Recently I’ve spent a lot of time thinking about what the role of an resident advisor is here at Wesleyan, in how it is described and imagined by ResLife, how it is viewed by residents, and how it actually feels and manifests as an RA myself. These three depictions of the job are all so different, and it can be hard for others to understand exactly what it’s like to wear this particular hat on campus.
Here’s some things you may have not known about RAs: RAs are almost all low-income students who have to take up this job because of a lack of alternatives, which leaves us at the mercy of the institution, whose rules so many of us disagree with. While resident advisors are paid more than in any other student job, it’s still not enough. The income for an RA here at Wes doesn’t even fully cover the cost of the comprehensive living fee, as it does at so many other schools, which leaves many of us working second, third, and even fourth jobs to try to make any sort of “take home” money that doesn’t just go directly to tuition.

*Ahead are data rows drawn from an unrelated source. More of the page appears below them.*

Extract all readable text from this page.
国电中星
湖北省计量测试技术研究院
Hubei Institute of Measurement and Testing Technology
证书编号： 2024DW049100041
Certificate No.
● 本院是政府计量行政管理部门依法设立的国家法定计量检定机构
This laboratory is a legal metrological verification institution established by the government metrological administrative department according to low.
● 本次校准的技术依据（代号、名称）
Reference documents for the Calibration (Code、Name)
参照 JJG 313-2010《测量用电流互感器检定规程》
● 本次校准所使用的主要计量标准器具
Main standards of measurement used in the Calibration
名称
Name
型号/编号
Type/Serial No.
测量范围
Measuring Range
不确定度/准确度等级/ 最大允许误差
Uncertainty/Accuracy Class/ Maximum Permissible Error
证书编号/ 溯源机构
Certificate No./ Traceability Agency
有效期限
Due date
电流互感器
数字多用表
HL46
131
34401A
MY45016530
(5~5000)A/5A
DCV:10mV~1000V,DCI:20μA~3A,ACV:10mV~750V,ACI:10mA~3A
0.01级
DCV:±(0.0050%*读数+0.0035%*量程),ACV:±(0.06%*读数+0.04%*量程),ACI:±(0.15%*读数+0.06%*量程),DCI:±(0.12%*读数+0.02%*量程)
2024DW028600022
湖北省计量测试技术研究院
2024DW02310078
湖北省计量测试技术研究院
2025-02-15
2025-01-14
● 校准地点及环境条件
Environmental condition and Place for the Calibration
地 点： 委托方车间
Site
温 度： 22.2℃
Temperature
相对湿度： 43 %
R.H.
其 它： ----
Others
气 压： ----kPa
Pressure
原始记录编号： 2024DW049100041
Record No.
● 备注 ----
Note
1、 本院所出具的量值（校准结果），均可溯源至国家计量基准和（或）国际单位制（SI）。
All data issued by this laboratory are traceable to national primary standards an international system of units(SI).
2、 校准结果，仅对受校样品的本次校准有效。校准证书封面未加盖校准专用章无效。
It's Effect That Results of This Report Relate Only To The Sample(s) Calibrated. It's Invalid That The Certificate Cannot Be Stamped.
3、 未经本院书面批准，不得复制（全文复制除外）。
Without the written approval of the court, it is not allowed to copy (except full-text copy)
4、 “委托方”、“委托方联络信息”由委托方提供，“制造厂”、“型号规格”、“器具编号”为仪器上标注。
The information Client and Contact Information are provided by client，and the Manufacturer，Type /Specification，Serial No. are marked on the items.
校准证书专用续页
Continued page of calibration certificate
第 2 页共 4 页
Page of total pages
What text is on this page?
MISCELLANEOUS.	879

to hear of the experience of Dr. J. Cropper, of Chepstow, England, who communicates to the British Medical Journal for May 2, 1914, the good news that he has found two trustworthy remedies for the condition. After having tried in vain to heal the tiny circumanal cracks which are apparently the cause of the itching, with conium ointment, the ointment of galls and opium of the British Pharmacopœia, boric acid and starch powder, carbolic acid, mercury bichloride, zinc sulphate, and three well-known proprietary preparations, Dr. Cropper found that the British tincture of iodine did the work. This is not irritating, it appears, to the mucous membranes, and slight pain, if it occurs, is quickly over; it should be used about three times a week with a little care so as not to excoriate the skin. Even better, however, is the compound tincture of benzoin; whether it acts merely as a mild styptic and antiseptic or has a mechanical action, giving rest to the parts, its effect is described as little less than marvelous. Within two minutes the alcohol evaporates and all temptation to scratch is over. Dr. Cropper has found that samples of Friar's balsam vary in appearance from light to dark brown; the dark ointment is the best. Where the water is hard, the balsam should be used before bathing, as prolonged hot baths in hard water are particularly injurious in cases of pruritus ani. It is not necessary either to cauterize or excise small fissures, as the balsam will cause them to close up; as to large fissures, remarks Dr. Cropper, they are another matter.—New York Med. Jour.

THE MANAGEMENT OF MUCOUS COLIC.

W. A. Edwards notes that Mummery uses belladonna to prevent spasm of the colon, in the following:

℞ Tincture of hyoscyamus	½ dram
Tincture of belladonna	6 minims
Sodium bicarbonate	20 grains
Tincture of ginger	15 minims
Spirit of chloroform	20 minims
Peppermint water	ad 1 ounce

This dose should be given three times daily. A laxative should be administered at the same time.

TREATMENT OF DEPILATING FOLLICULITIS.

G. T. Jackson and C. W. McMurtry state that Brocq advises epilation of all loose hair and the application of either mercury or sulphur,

Being an RA is hard. Sure, being on duty until midnight on the weekdays, and 2am on the weekends can be challenging; having to take care of residents, as a peer who’s just as scared as the friends who call on you for help, is emotionally taxing; and having to wake up at any hour and let students into the their rooms keeps me yearning for a regular sleep schedule. But what’s truly hard about this job is the way that students often come to perceive RAs, as enemies, members of the institution out to get them, and the farthest thing from a likeminded peer. This is, by far, and most frequently stated as, the single worst part of the job.
The hate that so many RAs are subject to on this campus, comes from the requirement of our job that forces us to write students up for any perceived illicit activity, as defined by the institution. In training this past January, it was almost unanimously agreed upon by student staff that writing students up more often created a hostile environment between RAs and residents, didn’t help the drug or drinking problem, and could be seen as making the issue more dangerous, as students engage in these behaviors in increasingly sneaky ways.
In most scenarios where I have had to write students up, I’ve gotten the question “can’t you just act like you didn’t see it?” Personally, I’d love to act like I didn’t see it, I’d love to not have to assume the role of the police in my own living space, I’d love to have an environment where I could actually help students engage in these activities in a safe way, instead of preaching outdated policies of abstinence, which, mind you, have never ever worked on any college campus. Nonetheless, I can’t escape the broader awareness of my own financial predicament, and the need to keep this job because my only alternative is to leave Wesleyan, which is not exactly worth the risk of turning a blind eye.
Thankfully, for all of us residents of Wesleyan, there is a group of ResLife student staff currently working with the heads of ResLife to address the many problems with our current system, with discipline being a central focus. However, there’s a long way to go, and it’s hard to say when these goals will be achieved.
My ideal vision of a Wesleyan RA is someone who serves as a friend and mentor to their residents, who helps to assure their safety without having to enforce university policies that feel ineffective, and as someone who upholds the values of the community that we all want: respect for all, caring, fun, and inclusion, among so many others. The RA job is so important and crucial for a positive residential experience, yet the RA is so underutilized in the community building aspect, and overburdened as a mere enforcer.
I originally came into this job with the hope of interacting with all sorts of students, helping to give advice where I could, and create a fun and positive atmosphere for my residents. I still have this hope, but it feels like the walls between my residents and myself have become too tall, given the increasing number of times I have had to interact with them in ways we both didn’t enjoy.
The single biggest flaw of the residential life program at Wesleyan is that the onus of community building and development falls almost entirely on the RA, instead of equally on all members of the community, as I believe it should. I hope that eventually, we as a student community can own the values we want to live in, and by, and transform this system for the better. But most of all, I hope that we can recognize that RAs are not here to punish you, nor do they want to, RAs want to connect with you, they want to hear how your doing, and they want you to check in with them too, because we all need someone to listen, and be there, through the good times, and the bad. To take a step toward real inclusion at this school, and to create a community that is defined by its students, we must all recognize that RAs are people too.